Christine kept taking pictures, her brain filled with gruesome scenarios. She knew she would learn more after the autopsy reports were turned over, but she didn’t need to be a coroner to know that the way she imagined the crime matched the blood that she had seen on the photographs of Zachary last night. Except for one detail: the fact that there was no blood on the uppers of his loafers. He should have had blood on his shoes if he had killed Gail in the way Christine had imagined. Unless it was just random that no blood had spattered there.
Detective Wallace kept an eye on her as she took more pictures, walking gingerly around the bedroom, taking in the girly perfume bottles, ponytail holders, pink-striped makeup case, and other bits and pieces of Gail Robinbrecht’s tragically short life. Detective Wallace escorted her to Gail’s bathroom, and Christine followed him, taking pictures of the bathroom, then the living room, and she knew that there was no substitute for seeing this scene with her very own eyes, even if her photos were like Griff’s pictures, which wouldn’t be ready until later today.
All of the darkest emotions from last night came rushing back at her, and she felt the deepest despair she had ever known at the notion that one human being could do this to another, much less that it was Zachary Jeffcoat who had done it to Gail Robinbrecht. She wanted to punish whoever had committed this murder, even if it was Zachary, a feeling she had never had before this moment.

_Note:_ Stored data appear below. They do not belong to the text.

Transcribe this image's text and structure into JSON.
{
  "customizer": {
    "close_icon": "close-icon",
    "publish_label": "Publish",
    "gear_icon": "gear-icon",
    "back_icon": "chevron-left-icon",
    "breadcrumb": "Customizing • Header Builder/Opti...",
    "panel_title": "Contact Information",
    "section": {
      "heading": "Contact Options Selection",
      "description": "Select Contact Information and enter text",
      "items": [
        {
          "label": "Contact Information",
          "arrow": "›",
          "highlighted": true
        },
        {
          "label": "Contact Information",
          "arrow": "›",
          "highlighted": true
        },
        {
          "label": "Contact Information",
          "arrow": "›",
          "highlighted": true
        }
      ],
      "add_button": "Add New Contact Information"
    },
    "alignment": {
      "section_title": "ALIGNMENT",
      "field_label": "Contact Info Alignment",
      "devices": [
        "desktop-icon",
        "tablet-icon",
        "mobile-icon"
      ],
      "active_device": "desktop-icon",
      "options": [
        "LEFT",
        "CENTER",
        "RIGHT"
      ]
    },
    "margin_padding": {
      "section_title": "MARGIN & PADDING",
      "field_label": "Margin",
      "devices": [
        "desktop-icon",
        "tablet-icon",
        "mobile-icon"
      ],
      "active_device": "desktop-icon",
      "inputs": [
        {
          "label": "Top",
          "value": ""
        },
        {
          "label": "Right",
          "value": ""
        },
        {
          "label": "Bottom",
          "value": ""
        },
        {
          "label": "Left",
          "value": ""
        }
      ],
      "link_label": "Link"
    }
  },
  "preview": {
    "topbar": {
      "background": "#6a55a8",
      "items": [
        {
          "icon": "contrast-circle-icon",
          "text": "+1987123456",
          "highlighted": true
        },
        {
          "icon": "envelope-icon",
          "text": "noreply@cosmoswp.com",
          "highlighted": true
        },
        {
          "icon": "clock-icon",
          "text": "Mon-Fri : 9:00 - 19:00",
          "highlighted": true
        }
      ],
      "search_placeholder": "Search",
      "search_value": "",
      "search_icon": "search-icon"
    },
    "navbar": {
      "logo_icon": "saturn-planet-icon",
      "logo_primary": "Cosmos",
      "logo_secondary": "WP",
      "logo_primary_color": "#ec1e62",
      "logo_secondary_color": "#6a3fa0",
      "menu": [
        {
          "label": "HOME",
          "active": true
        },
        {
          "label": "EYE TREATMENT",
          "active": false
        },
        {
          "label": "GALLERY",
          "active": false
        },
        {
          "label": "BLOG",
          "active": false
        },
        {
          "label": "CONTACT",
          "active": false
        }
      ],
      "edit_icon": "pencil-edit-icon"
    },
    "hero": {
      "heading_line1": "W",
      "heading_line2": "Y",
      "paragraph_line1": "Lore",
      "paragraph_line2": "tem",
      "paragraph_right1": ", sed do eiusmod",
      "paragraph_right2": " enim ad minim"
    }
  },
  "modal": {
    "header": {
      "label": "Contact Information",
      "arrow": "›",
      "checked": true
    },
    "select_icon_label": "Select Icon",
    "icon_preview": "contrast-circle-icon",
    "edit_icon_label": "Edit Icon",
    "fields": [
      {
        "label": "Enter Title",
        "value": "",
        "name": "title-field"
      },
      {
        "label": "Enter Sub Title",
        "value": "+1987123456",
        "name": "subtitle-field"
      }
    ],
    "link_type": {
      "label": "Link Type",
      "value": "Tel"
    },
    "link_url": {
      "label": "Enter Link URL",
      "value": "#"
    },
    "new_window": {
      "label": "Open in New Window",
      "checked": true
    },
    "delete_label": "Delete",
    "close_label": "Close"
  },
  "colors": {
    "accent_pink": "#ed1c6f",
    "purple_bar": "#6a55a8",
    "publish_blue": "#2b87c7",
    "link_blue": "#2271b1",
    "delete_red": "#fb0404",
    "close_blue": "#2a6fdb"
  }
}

Christine finished going through the apartment, taking pictures as she breathed in the awful odor, her head filled with gruesome images and her heart full of anger, and by the time Detective Wallace led her finally outside, she stood on the landing of the wooden stairs, breathing in deep lungfuls of fresh air before she began to take off her gloves and booties.
Her head was swimming with questions, all of them for Zachary, and she couldn’t wait to get to the prison.